| Not everyone lives in a place where electricity is $0.20 a kWh. For instance BC Hydro residential rates are $0.11 (CAD) for the first tier and $0.14 for the second tier of consumption in a month. At current exchange rate $0.14 CAD is $0.099 USD a kWh. Hydro Quebec is even cheaper. At a theoretical 6 tok/s, 86400 seconds in a day, approx 500,000 tokens of GLM5.2 output for 2 bucks a day seems like a pretty good bargain to me. Of course not counting the one time cost of the hardware to run it. But I see people dropping $4000-5000 on all kinds of much less useful stuff. Additionally in a place where people use electric baseboard heating or electric in floor radiant heating, or really any other heating element based system in winter that's less efficient than a heat pump, additional electrical from a computing load is basically "free" since you would be spending that same money otherwise to heat your house. If a computer with 512GB of RAM is dumping the waste heat into your room, it accomplishes a portion of the same thing as a baseboard.
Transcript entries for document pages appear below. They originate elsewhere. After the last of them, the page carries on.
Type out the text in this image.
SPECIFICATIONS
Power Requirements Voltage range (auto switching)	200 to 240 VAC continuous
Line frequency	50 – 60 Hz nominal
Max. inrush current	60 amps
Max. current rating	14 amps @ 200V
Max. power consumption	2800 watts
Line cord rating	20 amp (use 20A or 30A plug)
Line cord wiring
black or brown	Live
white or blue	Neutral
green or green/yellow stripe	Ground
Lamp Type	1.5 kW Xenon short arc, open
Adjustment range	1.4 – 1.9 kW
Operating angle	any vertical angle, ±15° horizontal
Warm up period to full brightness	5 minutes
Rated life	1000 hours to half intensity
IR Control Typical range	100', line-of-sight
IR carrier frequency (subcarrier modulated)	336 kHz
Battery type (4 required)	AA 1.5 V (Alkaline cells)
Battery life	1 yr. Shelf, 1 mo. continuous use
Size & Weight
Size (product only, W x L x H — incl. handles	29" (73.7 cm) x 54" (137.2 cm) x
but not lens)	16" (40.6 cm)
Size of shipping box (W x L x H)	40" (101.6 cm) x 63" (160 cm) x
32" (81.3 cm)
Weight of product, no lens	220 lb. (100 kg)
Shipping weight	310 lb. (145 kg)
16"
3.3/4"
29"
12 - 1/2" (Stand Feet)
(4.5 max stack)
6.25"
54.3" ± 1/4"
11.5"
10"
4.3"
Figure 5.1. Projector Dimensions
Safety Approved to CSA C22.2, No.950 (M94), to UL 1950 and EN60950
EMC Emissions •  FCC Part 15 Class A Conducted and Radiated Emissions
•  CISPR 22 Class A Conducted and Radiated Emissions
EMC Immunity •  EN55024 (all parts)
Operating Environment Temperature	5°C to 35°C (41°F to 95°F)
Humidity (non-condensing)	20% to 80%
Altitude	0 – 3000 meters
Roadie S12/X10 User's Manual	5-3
Not to mention there is a whole other less measurable benefit of having a locally hosted model that can't be turned off or arbitrarily restricted by a service provider, and where all of your queries and context cache aren't subject to surveillance by any third party. |
On Openrouter, the cheapest GLM 5.2 provider costs $3/MTok (at 44 tps). Assuming most use is output tokens, that's still the equivalent of 450k token/day, so we're in the same ball park, but without the capex for 2 3090's and the machine.
Self hosted only makes economic sense if your priority is being in control / avoiding surveillance.